- Directed by: Noel Black
- Written by: Noel Black
- Produced by: Marshal Backlar; Noel Black;
- Starring: Michael Mel; Melissa Mallory; Gregg Carroll; Gary Hill; Bill McKaig; Gary Jennings; Bruce McKaig; Ricky Anderson;
- Cinematography: Michael D. Murphy
- Edited by: Noel Black
- Music by: Mike Curb; Nick Venet;
- Distributed by: United Artists
- Release date: 1965;
- Running time: 18 minutes
- Country: United States
- Language: English

= Skaterdater =

Skaterdater is a 1965 American short student film. It was produced by Marshal Backlar, and written and directed by Noel Black.

==Summary==
The film tells a story with no dialogue. The group of boy skaters are suddenly at a point when one of the boys sees a young girl, and becomes interested in her. This causes a rift with a second boy, who challenges him to a skating duel that goes down a hilly street. The first boy loses; however, he ends up with the girl, and shortly, a few other girls are seen and become interested in the boys, too. The surf rock-esque soundtrack was composed by Mike Curb and Nick Venet with Davie Allan and the Arrows playing "Skaterdater Rock".

==Production==
The skateboarders were members of the neighborhood Imperial Skateboard Club from Torrance, California. Their names are Gary Hill, Gregg Carroll, Mike Mel, Bill McKaig, Gary Jennings, Bruce McKaig and Rick Anderson. Melissa Mallory played the girl of the interest of one of the boy skaters. Most of the action shots were taken in Torrance, Redondo Beach, and Palos Verdes Estates. The final shot was Averill Park in San Pedro.

==Reception and legacy==
It was the first film on skateboarding.

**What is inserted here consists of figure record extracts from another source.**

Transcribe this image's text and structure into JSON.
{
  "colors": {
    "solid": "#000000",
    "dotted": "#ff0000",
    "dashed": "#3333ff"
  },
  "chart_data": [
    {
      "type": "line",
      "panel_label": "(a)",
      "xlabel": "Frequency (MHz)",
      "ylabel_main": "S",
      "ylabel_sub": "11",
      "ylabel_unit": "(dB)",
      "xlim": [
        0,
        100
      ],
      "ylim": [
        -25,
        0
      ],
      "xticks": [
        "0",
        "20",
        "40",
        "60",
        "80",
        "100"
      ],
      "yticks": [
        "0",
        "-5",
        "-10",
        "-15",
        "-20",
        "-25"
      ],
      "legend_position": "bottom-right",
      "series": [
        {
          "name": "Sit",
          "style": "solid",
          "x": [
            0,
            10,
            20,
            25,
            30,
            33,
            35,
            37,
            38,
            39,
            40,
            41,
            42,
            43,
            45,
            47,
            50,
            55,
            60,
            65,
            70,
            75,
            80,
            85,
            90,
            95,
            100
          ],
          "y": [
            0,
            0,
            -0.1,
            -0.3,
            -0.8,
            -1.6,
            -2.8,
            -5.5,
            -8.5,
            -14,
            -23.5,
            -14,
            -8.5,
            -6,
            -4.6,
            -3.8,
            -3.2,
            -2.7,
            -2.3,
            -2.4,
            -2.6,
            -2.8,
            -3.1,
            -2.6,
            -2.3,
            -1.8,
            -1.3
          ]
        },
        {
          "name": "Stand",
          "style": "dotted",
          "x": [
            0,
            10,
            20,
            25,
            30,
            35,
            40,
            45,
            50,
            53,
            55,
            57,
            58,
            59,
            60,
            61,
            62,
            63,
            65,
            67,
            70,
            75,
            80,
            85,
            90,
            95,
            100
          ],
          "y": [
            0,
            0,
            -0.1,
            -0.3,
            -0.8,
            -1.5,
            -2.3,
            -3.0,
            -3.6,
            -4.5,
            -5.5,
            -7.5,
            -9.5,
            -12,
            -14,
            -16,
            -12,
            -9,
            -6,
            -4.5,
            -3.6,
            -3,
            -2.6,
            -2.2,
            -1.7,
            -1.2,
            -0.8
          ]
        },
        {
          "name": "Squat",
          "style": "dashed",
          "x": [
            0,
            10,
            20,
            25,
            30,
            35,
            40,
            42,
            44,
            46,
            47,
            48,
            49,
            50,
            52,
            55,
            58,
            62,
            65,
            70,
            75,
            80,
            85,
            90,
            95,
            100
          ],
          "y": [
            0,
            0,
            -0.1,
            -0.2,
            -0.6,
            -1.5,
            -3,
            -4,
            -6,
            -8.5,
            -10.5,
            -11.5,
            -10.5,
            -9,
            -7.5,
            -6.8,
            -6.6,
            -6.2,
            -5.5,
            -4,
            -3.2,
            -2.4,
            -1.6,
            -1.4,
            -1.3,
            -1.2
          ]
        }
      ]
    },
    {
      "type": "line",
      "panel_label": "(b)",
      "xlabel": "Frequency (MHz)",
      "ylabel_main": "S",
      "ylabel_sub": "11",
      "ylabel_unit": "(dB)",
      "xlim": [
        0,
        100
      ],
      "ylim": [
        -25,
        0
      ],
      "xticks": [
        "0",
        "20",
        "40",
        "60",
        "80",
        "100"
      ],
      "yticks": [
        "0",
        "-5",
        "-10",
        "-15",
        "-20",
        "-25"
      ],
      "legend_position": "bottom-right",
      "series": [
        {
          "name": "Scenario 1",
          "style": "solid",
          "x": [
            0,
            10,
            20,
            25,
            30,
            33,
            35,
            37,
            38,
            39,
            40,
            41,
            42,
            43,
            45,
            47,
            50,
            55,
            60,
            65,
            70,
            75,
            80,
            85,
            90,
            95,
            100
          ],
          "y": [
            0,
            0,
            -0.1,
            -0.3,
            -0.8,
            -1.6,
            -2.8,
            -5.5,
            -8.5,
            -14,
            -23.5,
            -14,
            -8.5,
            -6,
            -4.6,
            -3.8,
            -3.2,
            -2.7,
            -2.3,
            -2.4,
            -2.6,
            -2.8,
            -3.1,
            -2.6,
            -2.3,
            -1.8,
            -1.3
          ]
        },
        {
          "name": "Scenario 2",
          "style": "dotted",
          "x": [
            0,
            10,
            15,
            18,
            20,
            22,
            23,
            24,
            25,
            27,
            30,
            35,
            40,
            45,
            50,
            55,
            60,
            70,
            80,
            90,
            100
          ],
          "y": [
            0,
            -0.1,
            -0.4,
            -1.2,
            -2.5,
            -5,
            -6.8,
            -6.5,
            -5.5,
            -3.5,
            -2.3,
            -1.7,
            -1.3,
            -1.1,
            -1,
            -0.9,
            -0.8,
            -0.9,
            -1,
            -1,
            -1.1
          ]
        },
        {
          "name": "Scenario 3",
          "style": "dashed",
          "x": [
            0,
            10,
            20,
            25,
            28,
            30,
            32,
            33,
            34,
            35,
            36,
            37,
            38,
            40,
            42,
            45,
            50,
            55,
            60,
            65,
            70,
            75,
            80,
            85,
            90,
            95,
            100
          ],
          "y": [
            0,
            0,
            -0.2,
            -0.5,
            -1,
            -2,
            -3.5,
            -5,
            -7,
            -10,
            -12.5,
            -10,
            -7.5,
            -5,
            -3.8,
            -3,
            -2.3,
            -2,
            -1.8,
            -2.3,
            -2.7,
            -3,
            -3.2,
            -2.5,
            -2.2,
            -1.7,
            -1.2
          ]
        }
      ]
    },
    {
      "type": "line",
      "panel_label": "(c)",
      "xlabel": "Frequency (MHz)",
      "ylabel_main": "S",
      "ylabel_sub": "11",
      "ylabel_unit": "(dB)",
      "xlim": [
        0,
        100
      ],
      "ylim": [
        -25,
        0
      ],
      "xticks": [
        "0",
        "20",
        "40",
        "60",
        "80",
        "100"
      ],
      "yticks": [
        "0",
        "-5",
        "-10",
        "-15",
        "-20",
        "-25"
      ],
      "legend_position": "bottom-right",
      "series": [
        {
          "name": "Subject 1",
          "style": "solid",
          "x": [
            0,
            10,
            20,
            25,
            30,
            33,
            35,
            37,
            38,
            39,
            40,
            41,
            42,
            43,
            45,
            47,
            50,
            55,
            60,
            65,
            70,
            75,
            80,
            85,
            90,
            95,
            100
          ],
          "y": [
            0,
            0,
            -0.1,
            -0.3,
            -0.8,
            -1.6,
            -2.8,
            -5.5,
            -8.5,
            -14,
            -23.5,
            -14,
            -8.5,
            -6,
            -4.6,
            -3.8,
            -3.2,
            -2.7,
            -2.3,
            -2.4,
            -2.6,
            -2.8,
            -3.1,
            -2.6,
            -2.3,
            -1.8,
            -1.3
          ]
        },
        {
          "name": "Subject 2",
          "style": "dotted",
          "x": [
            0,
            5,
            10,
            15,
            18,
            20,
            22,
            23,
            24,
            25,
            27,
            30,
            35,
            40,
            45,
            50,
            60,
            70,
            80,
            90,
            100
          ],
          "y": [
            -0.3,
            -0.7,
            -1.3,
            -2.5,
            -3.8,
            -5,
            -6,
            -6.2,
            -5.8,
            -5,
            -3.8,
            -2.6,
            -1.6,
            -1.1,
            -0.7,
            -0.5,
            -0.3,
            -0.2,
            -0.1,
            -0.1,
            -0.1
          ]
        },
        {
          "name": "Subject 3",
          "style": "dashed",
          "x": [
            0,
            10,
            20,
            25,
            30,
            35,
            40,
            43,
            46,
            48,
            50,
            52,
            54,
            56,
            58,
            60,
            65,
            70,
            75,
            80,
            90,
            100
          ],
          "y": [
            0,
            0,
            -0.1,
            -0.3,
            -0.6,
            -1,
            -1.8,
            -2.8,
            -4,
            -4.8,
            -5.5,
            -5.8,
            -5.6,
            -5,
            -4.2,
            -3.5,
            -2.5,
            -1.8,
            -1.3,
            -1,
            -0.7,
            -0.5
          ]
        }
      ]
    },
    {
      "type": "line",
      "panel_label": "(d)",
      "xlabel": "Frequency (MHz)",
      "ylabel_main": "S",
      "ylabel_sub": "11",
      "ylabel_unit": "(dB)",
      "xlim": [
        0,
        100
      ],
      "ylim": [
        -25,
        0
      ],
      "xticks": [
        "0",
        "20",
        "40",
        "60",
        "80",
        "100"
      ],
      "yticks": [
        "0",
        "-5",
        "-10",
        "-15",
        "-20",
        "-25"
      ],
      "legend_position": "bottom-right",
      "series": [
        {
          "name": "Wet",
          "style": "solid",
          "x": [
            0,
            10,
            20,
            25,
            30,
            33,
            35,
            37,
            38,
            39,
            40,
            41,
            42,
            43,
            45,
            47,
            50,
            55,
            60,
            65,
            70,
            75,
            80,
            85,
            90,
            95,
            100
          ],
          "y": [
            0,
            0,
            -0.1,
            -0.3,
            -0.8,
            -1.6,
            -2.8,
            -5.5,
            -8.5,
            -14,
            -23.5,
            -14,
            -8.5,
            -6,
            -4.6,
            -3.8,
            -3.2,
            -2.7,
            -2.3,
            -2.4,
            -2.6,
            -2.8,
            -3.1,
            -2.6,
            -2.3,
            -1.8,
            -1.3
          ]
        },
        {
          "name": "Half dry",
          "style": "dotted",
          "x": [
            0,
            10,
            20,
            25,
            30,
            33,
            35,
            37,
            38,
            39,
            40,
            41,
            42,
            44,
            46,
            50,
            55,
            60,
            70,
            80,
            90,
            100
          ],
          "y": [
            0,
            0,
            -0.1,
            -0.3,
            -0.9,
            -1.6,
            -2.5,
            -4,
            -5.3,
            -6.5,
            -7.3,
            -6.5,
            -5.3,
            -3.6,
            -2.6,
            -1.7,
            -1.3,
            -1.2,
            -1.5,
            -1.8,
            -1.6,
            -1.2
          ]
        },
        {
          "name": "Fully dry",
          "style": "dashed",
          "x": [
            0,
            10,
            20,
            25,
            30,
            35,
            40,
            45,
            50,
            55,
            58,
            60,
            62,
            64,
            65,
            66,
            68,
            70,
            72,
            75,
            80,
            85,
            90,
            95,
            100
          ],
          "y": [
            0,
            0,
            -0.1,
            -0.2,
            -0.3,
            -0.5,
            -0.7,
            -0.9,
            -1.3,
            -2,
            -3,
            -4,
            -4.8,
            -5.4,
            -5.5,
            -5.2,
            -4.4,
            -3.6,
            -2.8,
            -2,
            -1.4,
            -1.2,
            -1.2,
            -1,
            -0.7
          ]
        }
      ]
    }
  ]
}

It was distributed theatrically, both domestically and internationally, by United Artists. It was reviewed extensively by media outlets including Time magazine. It was the winner of the Palme d'Or for Best Short Film at the 1966 Cannes Film Festival. It was also nominated for an Academy Award in the Best Short Subject category.

Skaterdater has had lasting cultural relevance in the film industry. It has been the subject of scholarly articles on cinematography, and entrepreneur Steve Mariotti included it in a 2017 list of "15 films every entrepreneur must see".

The Academy Film Archive preserved Skaterdater in 2010.

The short was also spoofed by RiffTrax on August 15, 2025.